October 3, 2019 / 1:36 PM / in 19 days

Palladium to build on record peak as market tightens again

LONDON (Reuters) - Palladium is likely to rise still higher after growing demand from automakers and a gaping supply shortfall pushed prices to record levels above $1,700 an ounce this week, analysts said.

FILE PHOTO: Ingots of 99.97 percent pure palladium are stored at a plant owned by Krastsvetmet, one of the world's biggest manufacturers of non-ferrous metals, in Krasnoyarsk, Russia April 9, 2019. REUTERS/Ilya Naymushin

Used in vehicle exhausts to reduce harmful emissions, palladium XPD= has almost doubled in value from a low in August last year as tighter environmental regulation forces carmakers to buy more.

Shortages of metal eased this summer, causing prices to dip, but auto manufacturers, who account for 80% of palladium consumption, have ramped up purchases in recent weeks, Mitsubishi analyst Jonathan Butler said.

“Over the next 12-18 months we are probably going to see $2,000 in range,” he said.

(GRAPHIC - Palladium, gold and platinum prices: here)

In a sign that less metal is available, palladium forward and lease rates have leaped back above 5% from close to zero over the summer. XPD1M=TTKL

The market also moved deeper into backwardation, a situation associated with supply tightness when contracts for metal for near-term delivery are more expensive than later-dated ones.

(GRAPHIC - Palladium forward rates: here)

Amplifying the effect on prices is the small size and low liquidity of the palladium market, which make it more volatile.

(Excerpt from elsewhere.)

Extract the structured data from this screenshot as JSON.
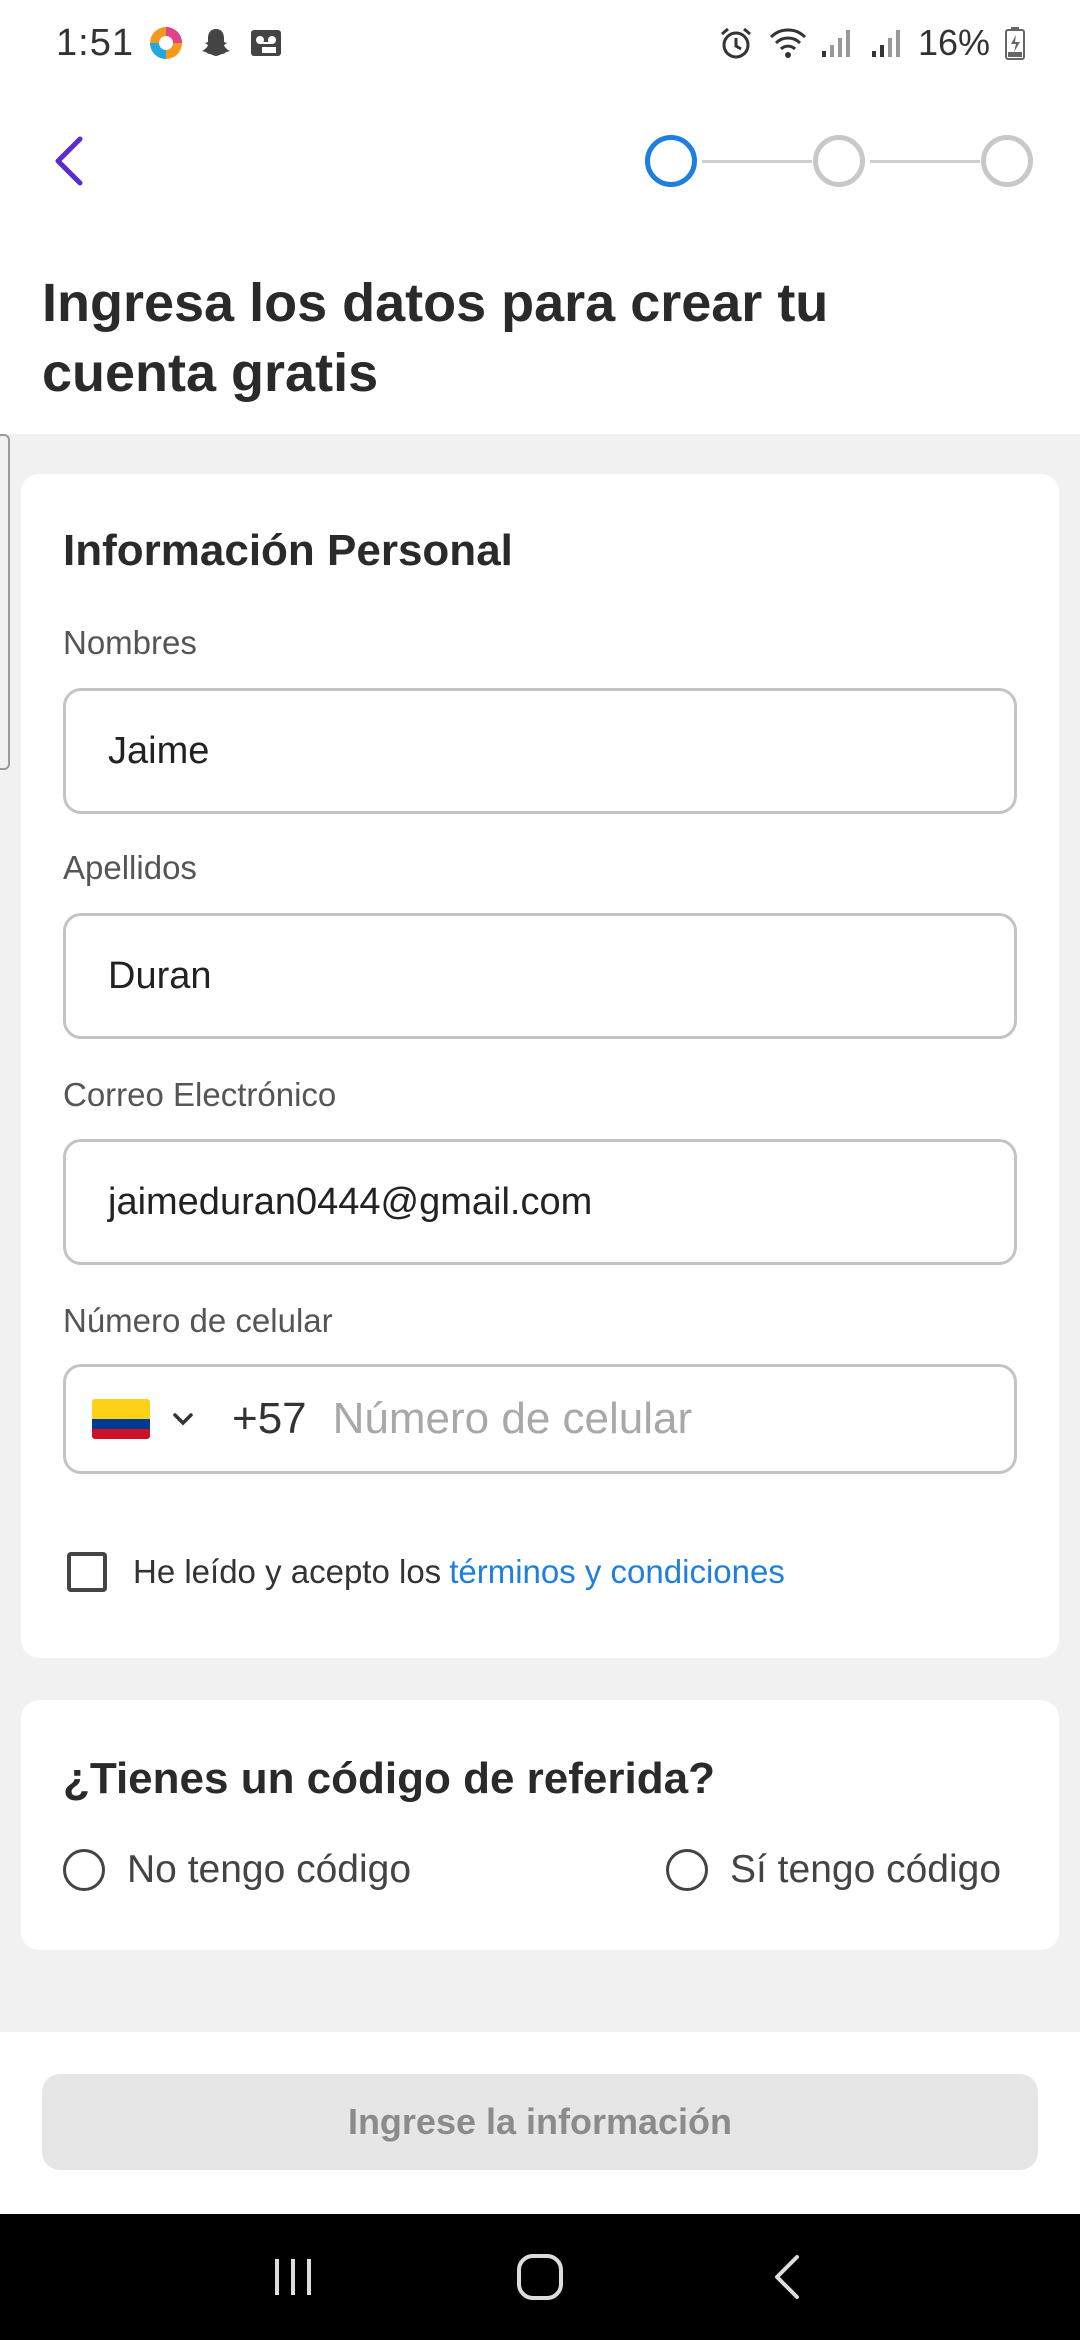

More stringent regulation means demand is expanding despite slowing global economic growth and falling car sales in key markets including Europe, the United States and China.

Rules entering force in China, the biggest auto market, from next year will require each vehicle to contain around 30% more palladium, platinum and rhodium, analysts at Morgan Stanley say.

(GRAPHIC - Palladium auto demand: here)

Palladium is also riding the coattails of a wider boom in precious metals prices as investors seek shelter from economic uncertainty in assets traditionally seen as safe, said Philip Newman at consultants Metals Focus.

“(Palladium) prices, in terms of the upside, have got some way to go,” he said.

Newman predicted an eighth consecutive annual shortfall - of 617,000 ounces - this year in the roughly 10-million ounce a year palladium market.

“We don’t see a deficit disappearing,” he said, adding that above-ground stocks had fallen to around 13 million ounces from around 18 million ounces at the end of 2010.

(GRAPHIC - Palladium deficits: here)

Speculative positioning remains relatively muted, suggesting genuine industrial demand is powering prices.

Speculators’ bets on higher prices on the NYMEX exchange outnumber bets on price falls by 12,780 contracts, equivalent to 1.3 million ounces – up slightly from August but only around half the level of recent peaks in 2018 and 2013-14. 3075651NNET

(GRAPHIC - Palladium speculative positioning: here)

In the over-the-counter market however, speculators have increased wagers on price gains, said Mitsubishi’s Butler.

These bets help push prices higher but expose the market to the risk of price falls if investors exit their positions.

“Palladium remains in a structural bull market that can deftly capitalize on any spark… to reach new highs,” said Scotiabank analyst Nicky Shiels. “But the later the business cycle gets, the more the downside opens up.”

That is feeding into forecasts for a longer-term correction after near-term gains. Many analysts expect prices to turn lower as automakers slowly reduce the amount of palladium they use in favor of platinum, which is now nearly $800 an ounce cheaper.

JPMorgan, Morgan Stanley, Macquarie and BMO forecast average prices for 2023 ranging from $1,000 to $1,189.

“It is rare for any commodity to remain this far above long-term norms for a prolonged period,” said analysts at BMO. “We still believe demand destruction will be a necessary evil over the next two years to restore equilibrium.”